With each training example seen, a Bayesian update would be: $$ A_{i + 1} = \frac{A_i \cdot c} {A_i \cdot c + B_i \cdot (1 - c)} $$

$$ B_{i + 1} = \frac{B_i \cdot (c - 1)} {A \cdot c + B \cdot (1 - c)} $$

with the model having some prior for $A_0$, with $B_0 = 1 - A_0$, and $c$ being the model's expectation that the observation is true.

As a result,

$$ \log(A_{i + 1}) = \log(A_i) + \log(c) - norm $$

We can now drop the normalization constant, instead saying

$$ A_{n}, B_n = \text{softmax}(\log(A_0) + \sum_{i=0}^n \log(c), \log(B_0) + \sum_{i=0}^n \log(1 - c)) $$

Now, we only need to keep this normalization constant around to ensure that the sizes of $\log(A)$ and $\log(B)$ stay reasonable, since they would lose precision as they decrease. In this way, we can represent Bayesian updates as a sequence of additions, with the softmax built in for free with the language model.

This provides a clean reason for why features seem to be updated Bayesianly. For each example, each previous example confirming the pattern attends to the $i$th example, and adds a constant update term (equivilant to $\log(c) + norm$) to the $i$th example.

Mechanistically, I would expect this to be similar to this feature being added from every pair of examples where the attention head thinks the two examples look similar, thus causing the model's expectation for $y_j$ to be formed from the addition of $j \cdot feature$

This supports the general linear representation hypothesis. In addition, this also plays nicely with the idea that different features are learnt at different points of the model in-context, since no knowledge of the prior is needed for this to work. This allows for parity, the idea that the output is a number, and the idea that the output is $\approx 2x$ to be added at different points in the model.

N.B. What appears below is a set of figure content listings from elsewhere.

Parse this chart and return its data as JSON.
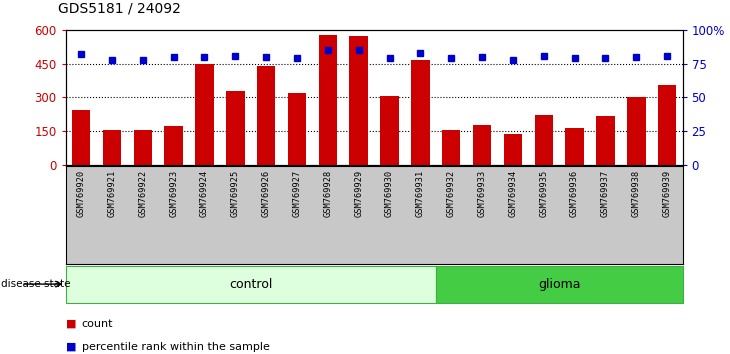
{
  "title": "GDS5181 / 24092",
  "samples": [
    "GSM769920",
    "GSM769921",
    "GSM769922",
    "GSM769923",
    "GSM769924",
    "GSM769925",
    "GSM769926",
    "GSM769927",
    "GSM769928",
    "GSM769929",
    "GSM769930",
    "GSM769931",
    "GSM769932",
    "GSM769933",
    "GSM769934",
    "GSM769935",
    "GSM769936",
    "GSM769937",
    "GSM769938",
    "GSM769939"
  ],
  "counts": [
    245,
    155,
    155,
    170,
    450,
    330,
    440,
    320,
    580,
    575,
    305,
    465,
    155,
    175,
    135,
    220,
    165,
    215,
    300,
    355
  ],
  "percentiles": [
    82,
    78,
    78,
    80,
    80,
    81,
    80,
    79,
    85,
    85,
    79,
    83,
    79,
    80,
    78,
    81,
    79,
    79,
    80,
    81
  ],
  "control_count": 12,
  "glioma_count": 8,
  "bar_color": "#cc0000",
  "dot_color": "#0000cc",
  "ylim_left": [
    0,
    600
  ],
  "ylim_right": [
    0,
    100
  ],
  "yticks_left": [
    0,
    150,
    300,
    450,
    600
  ],
  "yticks_right": [
    0,
    25,
    50,
    75,
    100
  ],
  "ytick_labels_left": [
    "0",
    "150",
    "300",
    "450",
    "600"
  ],
  "ytick_labels_right": [
    "0",
    "25",
    "50",
    "75",
    "100%"
  ],
  "grid_lines": [
    150,
    300,
    450
  ],
  "control_color": "#ddffdd",
  "control_border": "#44aa44",
  "glioma_color": "#44cc44",
  "glioma_border": "#44aa44",
  "xlabels_bg": "#c8c8c8",
  "disease_state_label": "disease state",
  "control_label": "control",
  "glioma_label": "glioma",
  "legend_count": "count",
  "legend_pct": "percentile rank within the sample"
}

One thing I'm still slightly unclear about is how the model is able to crystalize this in the answer, and why patching at different points shows different behavior as to when the model crystalizes the answer (such as during my part in claim 1, where model B started reporting the actual answer, instead of learning the task).

My current hypothesis for this is two part:

  1. That the point which is represented by the sum of the features $y \approx 2x$, $ y \bmod 2 \equiv 1$ , that $y$ is a number, and a prior for $x$ maps to $y = 2x + 3$
  2. That before the layer where we see model B reporting the answer to model A's task, the prior for $x$ formed by model A is already added to the residual stream

Claim 3. The model breaks down the task into subtasks. MLPs are responsible for this.

Broadly, the algorithm that I have in my head is roughly:

  1. One attention head attends from $x \to y$ for a single example $(x, y)$, and brings information about what $x$ is. Hopefully, and likely, these vectors that convey what $x$ is and what $y$ is are both in the residual stream position of $y$, and approximately orthogonal. I think it's fairly likely that this is an induction head!

  2. Then, an MLP acts on this, breaking down the two directions into a superposition of a bunch of features representing what the transformation $x \to y$ is, with the size of these features approximating how confident the MLP is that the transformation is the correct one.

  3. After this, another attention head attends from the $y_i$ token to the token before $y_j$, with $j > i$. This is responsible for adding the feature that corresponds to the transformation, updating it Bayesianly. I think that the size of this update is probably only proportional to the MLPs confidence in the transformation.

My evidence for this is that of the heads that were ablated to show redundancy, the heads that contributed the most in any given layer had attention patterns that looked similar to what you would expect if point 3 were true.